Reading

  • Matt. 8:5-13; Luke 7:1-10
  • Luke 7:11-23
  • Matt. 11:7-15; Luke 7:24-50
  • Luke 8:1-3
  • Matt. 12:22-30; Mark 3:20, 22-27
  • Matt. 12:31-37; Mark 3:21, 28-30
  • Matt. 12:38-45; Luke 11:24-28
  • Matt. 12:46-50
  • Luke 11:33-36

Devotional

Consider the following events from today's Bible reading:

36 When one of the Pharisees invited Jesus to have dinner with him, he went to the Pharisee’s house and reclined at the table. 37 A woman in that town who lived a sinful life learned that Jesus was eating at the Pharisee’s house, so she came there with an alabaster jar of perfume. 38 As she stood behind him at his feet weeping, she began to wet his feet with her tears. Then she wiped them with her hair, kissed them and poured perfume on them.

39 When the Pharisee who had invited him saw this, he said to himself, “If this man were a prophet, he would know who is touching him and what kind of woman she is—that she is a sinner.”

40 Jesus answered him, “Simon, I have something to tell you.” “Tell me, teacher,” he said. 41 “Two people owed money to a certain moneylender.
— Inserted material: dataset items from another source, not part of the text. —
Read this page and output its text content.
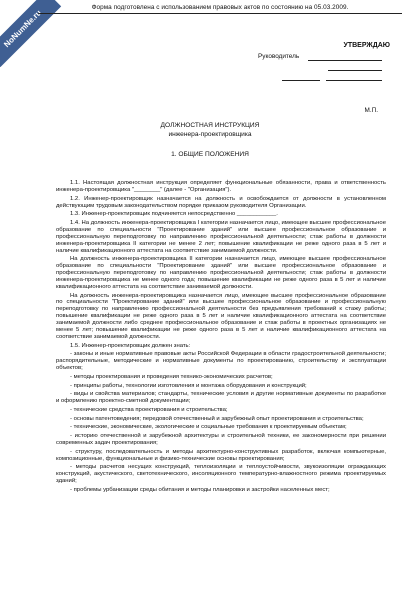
NoNumNe.ru
Форма подготовлена с использованием правовых актов по состоянию на 05.03.2009.
УТВЕРЖДАЮ
Руководитель
М.П.
ДОЛЖНОСТНАЯ ИНСТРУКЦИЯ
инженера-проектировщика
1. ОБЩИЕ ПОЛОЖЕНИЯ

1.1. Настоящая должностная инструкция определяет функциональные обязанности, права и ответственность инженера-проектировщика "________" (далее - "Организация").

1.2. Инженер-проектировщик назначается на должность и освобождается от должности в установленном действующим трудовым законодательством порядке приказом руководителя Организации.

1.3. Инженер-проектировщик подчиняется непосредственно ____________.

1.4. На должность инженера-проектировщика I категории назначается лицо, имеющее высшее профессиональное образование по специальности "Проектирование зданий" или высшее профессиональное образование и профессиональную переподготовку по направлению профессиональной деятельности; стаж работы в должности инженера-проектировщика II категории не менее 2 лет; повышение квалификации не реже одного раза в 5 лет и наличие квалификационного аттестата на соответствие занимаемой должности.

На должность инженера-проектировщика II категории назначается лицо, имеющее высшее профессиональное образование по специальности "Проектирование зданий" или высшее профессиональное образование и профессиональную переподготовку по направлению профессиональной деятельности; стаж работы в должности инженера-проектировщика не менее одного года; повышение квалификации не реже одного раза в 5 лет и наличие квалификационного аттестата на соответствие занимаемой должности.

На должность инженера-проектировщика назначается лицо, имеющее высшее профессиональное образование по специальности "Проектирование зданий" или высшее профессиональное образование и профессиональную переподготовку по направлению профессиональной деятельности без предъявления требований к стажу работы; повышение квалификации не реже одного раза в 5 лет и наличие квалификационного аттестата на соответствие занимаемой должности либо среднее профессиональное образование и стаж работы в проектных организациях не менее 5 лет; повышение квалификации не реже одного раза в 5 лет и наличие квалификационного аттестата на соответствие занимаемой должности.

1.5. Инженер-проектировщик должен знать:

- законы и иные нормативные правовые акты Российской Федерации в области градостроительной деятельности; распорядительные, методические и нормативные документы по проектированию, строительству и эксплуатации объектов;

- методы проектирования и проведения технико-экономических расчетов;

- принципы работы, технологии изготовления и монтажа оборудования и конструкций;

- виды и свойства материалов; стандарты, технические условия и другие нормативные документы по разработке и оформлению проектно-сметной документации;

- технические средства проектирования и строительства;

- основы патентоведения; передовой отечественный и зарубежный опыт проектирования и строительства;

- технические, экономические, экологические и социальные требования к проектируемым объектам;

- историю отечественной и зарубежной архитектуры и строительной техники, ее закономерности при решении современных задач проектирования;

- структуру, последовательность и методы архитектурно-конструктивных разработок, включая компьютерные, композиционные, функциональные и физико-технические основы проектирования;

- методы расчетов несущих конструкций, теплоизоляции и теплоустойчивости, звукоизоляции ограждающих конструкций, акустического, светотехнического, инсоляционного температурно-влажностного режима проектируемых зданий;

- проблемы урбанизации среды обитания и методы планировки и застройки населенных мест;
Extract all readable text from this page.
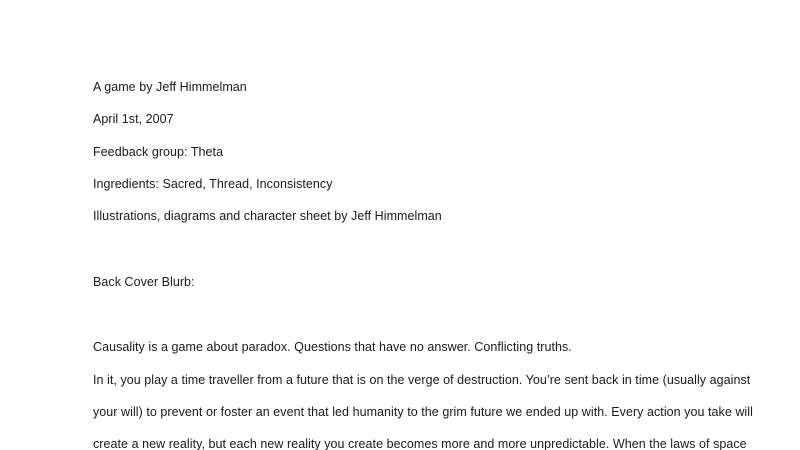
A game by Jeff Himmelman
April 1st, 2007
Feedback group: Theta
Ingredients: Sacred, Thread, Inconsistency
Illustrations, diagrams and character sheet by Jeff Himmelman
Back Cover Blurb:
Causality is a game about paradox. Questions that have no answer. Conflicting truths.
In it, you play a time traveller from a future that is on the verge of destruction. You’re sent back in time (usually against
your will) to prevent or foster an event that led humanity to the grim future we ended up with. Every action you take will
create a new reality, but each new reality you create becomes more and more unpredictable. When the laws of space
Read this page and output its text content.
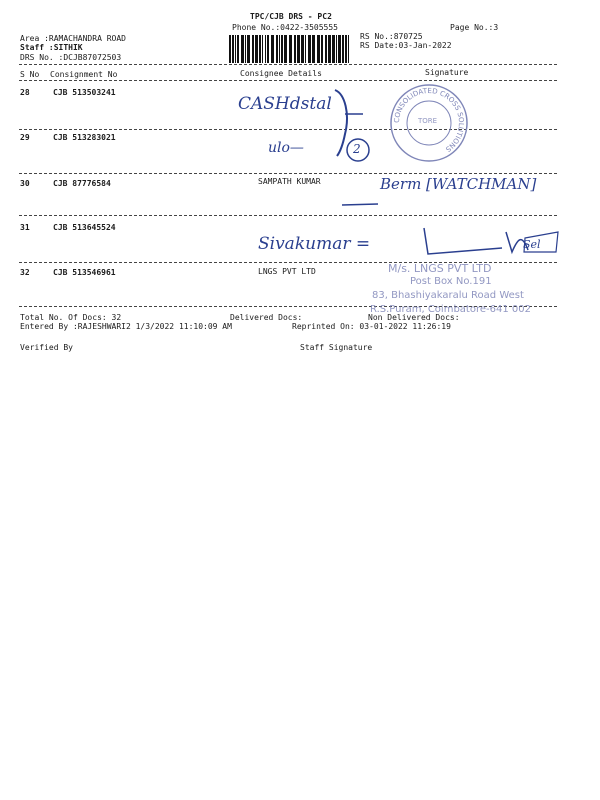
TPC/CJB DRS - PC2
Phone No.:0422-3505555	Page No.:3
Area :RAMACHANDRA ROAD
Staff :SITHIK
DRS No. :DCJB87072503
RS No.:870725
RS Date:03-Jan-2022
S No Consignment No	Consignee Details	Signature
28	CJB 513503241
29	CJB 513283021
30	CJB 87776584	SAMPATH KUMAR
31	CJB 513645524
32	CJB 513546961	LNGS PVT LTD
CASHdstal
ulo—	2
Berm [WATCHMAN]
Sivakumar =	Sel
CONSOLIDATED CROSS SOLUTIONS
TORE
M/s. LNGS PVT LTD
Post Box No.191
83, Bhashiyakaralu Road West
R.S.Puram, Coimbatore-641 002
Total No. Of Docs: 32	Delivered Docs:	Non Delivered Docs:
Entered By :RAJESHWARI2 1/3/2022 11:10:09 AM	Reprinted On: 03-01-2022 11:26:19
Verified By	Staff Signature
One owed him five hundred denarii, and the other fifty. 42 Neither of them had the money to pay him back, so he forgave the debts of both. Now which of them will love him more? 43 Simon replied, “I suppose the one who had the bigger debt forgiven.” “You have judged correctly,” Jesus said.

44 Then he turned toward the woman and said to Simon, “Do you see this woman? I came into your house. You did not give me any water for my feet, but she wet my feet with her tears and wiped them with her hair. 45 You did not give me a kiss, but this woman, from the time I entered, has not stopped kissing my feet. 46 You did not put oil on my head, but she has poured perfume on my feet. 47 Therefore, I tell you, her many sins have been forgiven—as her great love has shown. But whoever has been forgiven little loves little.”

48 Then Jesus said to her, “Your sins are forgiven.” 49 The other guests began to say among themselves, “Who is this who even forgives sins?” 50 Jesus said to the woman, “Your faith has saved you; go in peace.”
(Luke 7:36-50 NIV)

As Jesus spoke to Simon the Pharisee, He contrasted this sinful woman with Simon. The sinful woman had approached Jesus broken-hearted, weeping because of her sin, recognizing Jesus as LORD. Simon the Pharisee had Jesus into his home, but had treated Jesus with far less honor than the sinful woman, and was in fact cold-hearted towards the woman. When the sinful woman came to Jesus, she was still in her sins—she was guilty. Simon the Pharisee had also been guilty of sin.

I believe that the point of Jesus' question to Simon, as to which forgiven person loved the moneylender more, is that all of us are guilty before (that is, indebted towards) GOD. The person who has been forgiven of more sin will love GOD more deeply because of their recognition of how great a debt they owed. But here's the catch: even the person who has sinned the least owes GOD a tremendous debt! The amount of love I feel towards GOD depends on my perception of how much GOD has forgiven me.

Every single person, regardless of how much sin they've been forgiven of, should feel a tremendous love towards GOD. Simon, though he may have received little forgiveness, was in tremendous debt. Apparently he didn't realize it, though, and therefore loved GOD little.